Law & Morton (unpub.) found that the distance between the interior equilibrium and the convex hull, measured as mean \(d\), increased as a permanent food web assembly progressed. I did a small set of assembly runs to test the robustness of this result, and to discover what causes \(d\) to increase.
An introduction to permanence and example of how it is calculated can be found in a previous post.
In verifying the result, I found that it was generally true for 2-prey, 2-predator webs regardless of the structure of the terminating web (Section 4.2). However it was not true for other 3-species and 4-species web structures for which d tended to decreases as the assembly.
In all of the structures investigated, the replacement of a basal species tended to increase \(d\) and the replacement of a consumer species tended to decrease it.
When the species replaced is basal, the internal equilibrium tends to move further away from the origin, leading to the increase in \(d\).

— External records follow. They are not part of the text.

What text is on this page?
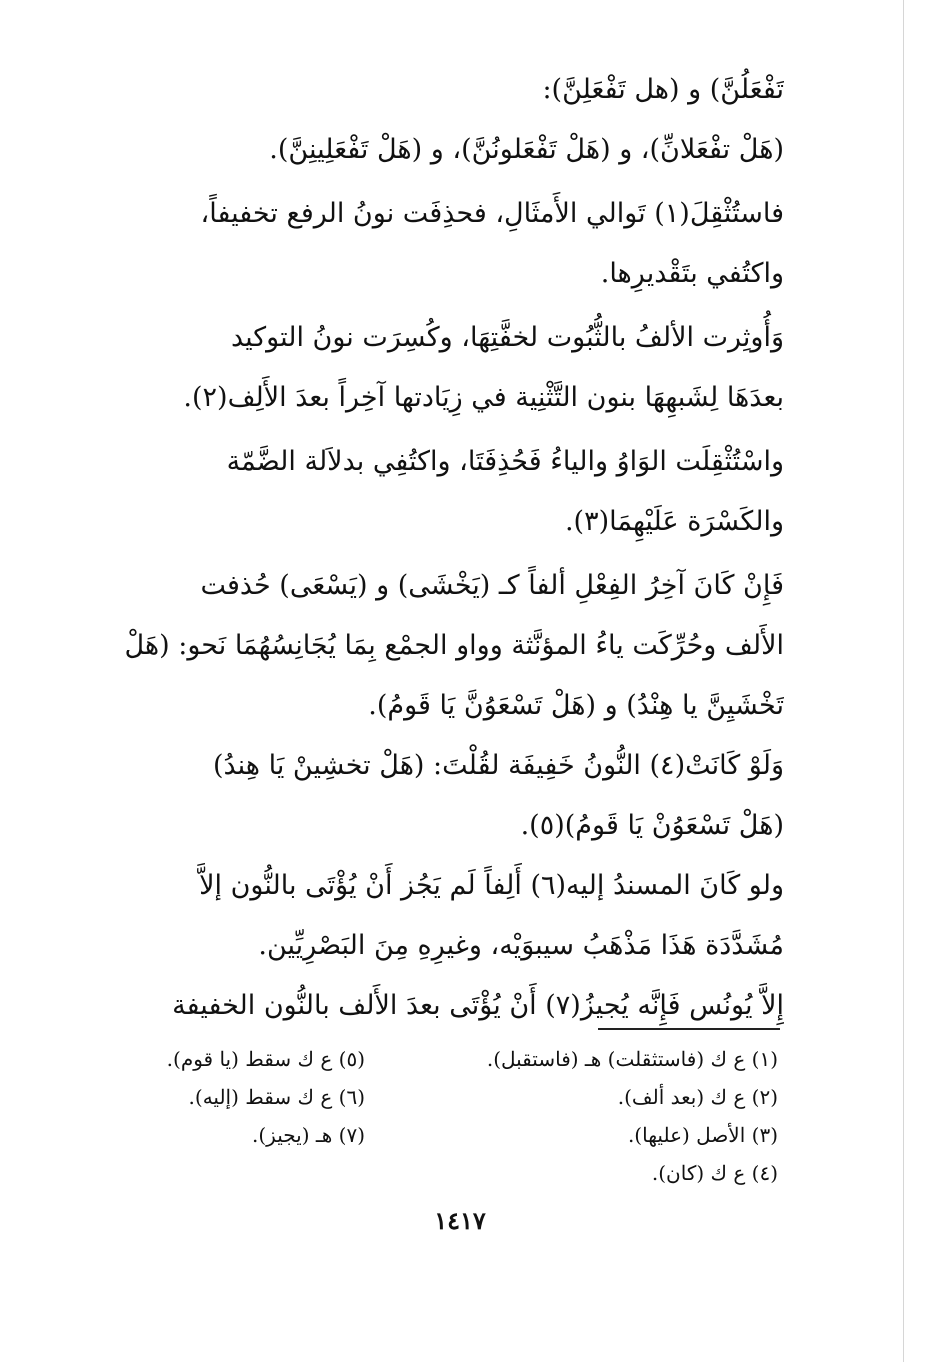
تَفْعَلُنَّ) و (هل تَفْعَلِنَّ):
(هَلْ تفْعَلانِّ)، و (هَلْ تَفْعَلونُنَّ)، و (هَلْ تَفْعَلِينِنَّ).
فاستُثْقِلَ(١) تَوالي الأَمثَالِ، فحذِفَت نونُ الرفع تخفيفاً،
واكتُفي بتَقْديرِها.
وَأُوثِرت الألفُ بالثُّبُوت لخفَّتِهَا، وكُسِرَت نونُ التوكيد
بعدَهَا لِشَبهِهَا بنون التَّثْنِية في زِيَادتها آخِراً بعدَ الأَلِف(٢).
واسْتُثْقِلَت الوَاوُ والياءُ فَحُذِفَتَا، واكتُفِي بدلاَلة الضَّمّة
والكَسْرَة عَلَيْهِمَا(٣).
فَإِنْ كَانَ آخِرُ الفِعْلِ ألفاً كـ (يَخْشَى) و (يَسْعَى) حُذفت
الأَلف وحُرِّكَت ياءُ المؤنَّثة وواو الجمْع بِمَا يُجَانِسُهُمَا نَحو: (هَلْ
تَخْشَيِنَّ يا هِنْدُ) و (هَلْ تَسْعَوُنَّ يَا قَومُ).
وَلَوْ كَانَتْ(٤) النُّونُ خَفِيفَة لقُلْتَ: (هَلْ تخشِينْ يَا هِندُ)
(هَلْ تَسْعَوُنْ يَا قَومُ)(٥).
ولو كَانَ المسندُ إليه(٦) أَلِفاً لَم يَجُز أَنْ يُؤْتَى بالنُّون إلاَّ
مُشَدَّدَة هَذَا مَذْهَبُ سيبوَيْه، وغيرِهِ مِنَ البَصْرِيِّين.
إِلاَّ يُونُس فَإِنَّه يُجيزُ(٧) أَنْ يُؤْتَى بعدَ الأَلف بالنُّون الخفيفة
(١) ع ك (فاستثقلت) هـ (فاستقبل).
(٢) ع ك (بعد ألف).
(٣) الأصل (عليها).
(٤) ع ك (كان).
(٥) ع ك سقط (يا قوم).
(٦) ع ك سقط (إليه).
(٧) هـ (يجيز).
١٤١٧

However when it is a consumer, the internal equilibrium tends to move closer to the origin, and the height of the hyperplane tends to increase, which leads to the decrease in \(d\).
The movement of the internal equilibrium away from the origin when the replaced species is basal is partially explained by the change in biomass of the species that is replaced.If the replaced species is basal, the successful invader tends to have a higher steady-state biomass in the full system, and if the species is a consumer it tends to decrease.